Many of the genes the researchers homed in on through their analyses are related to energy conversion, the immune system, and gut-brain communication–signaling that the food access and other status differences have long-term effects on hyena metabolism and health. They further found methylation differences in both cubs and adults, with new epigenetic changes emerging in maturity. In a complementary series of tests performed on samples from the same clan, the study authors were able to identify whether a hyena was high- or low-ranking from methylation signatures alone with 80% accuracy. Though compelling, the study relies on a small sample size of associated hyenas. “It’s a nice result,” says Weyrich, “but it needs to be tested on other populations” to prove the pattern, she adds.
From hyenas to humans
“Wild hyenas actually serve as a fantastic model for humans,” says Faulk, because of their nuanced social dynamics and behavioral complexity. He conducts lots of epigenetic studies in laboratory mice, but says hyenas offer a different level of insight. “They’re not under the artificial manipulation of either a laboratory or domestication.”
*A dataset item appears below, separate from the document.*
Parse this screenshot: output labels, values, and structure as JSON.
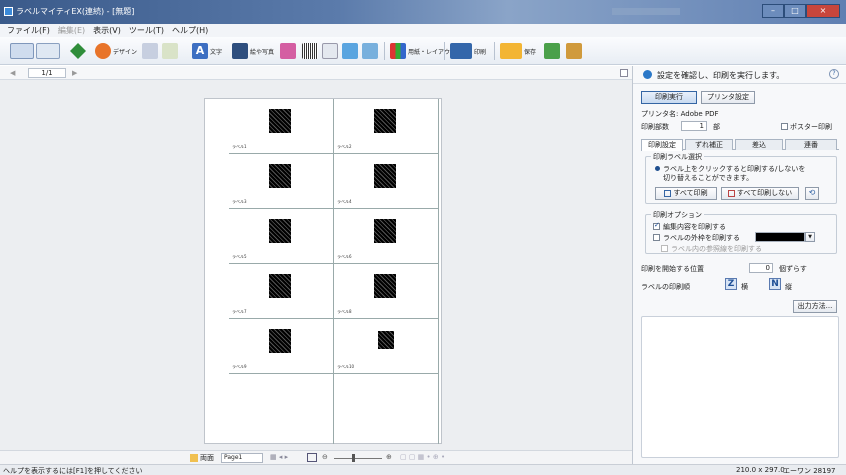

Lots of research in humans and rodent studies indicates that early life experiences can lead to epigenetic shifts. Though it’s not a direct one-to-one comparison, the new study “can be extrapolated” to people, says Weyrich. “We have to be a bit cautious,” she adds–noting that more research would be needed and that the exact gene regions under epigenetic pressure may differ, but the study does suggest social rank and resource access have significant bearing on mammal gene expression. Despite the specifics of different species’ social hierarchies, if it’s happening in hyenas, it could be happening in humans too.
“This hyena research directly contributes to our understanding of how the human social environment might impact our health and risk of disease,” says Faulk. “It’s a very useful and important line of study.”
Update 03/28/2024 1:29PM: Some terminology has been adjusted to clarify the difference between epigenetic and genetic change and more accurately describe hyena social structure.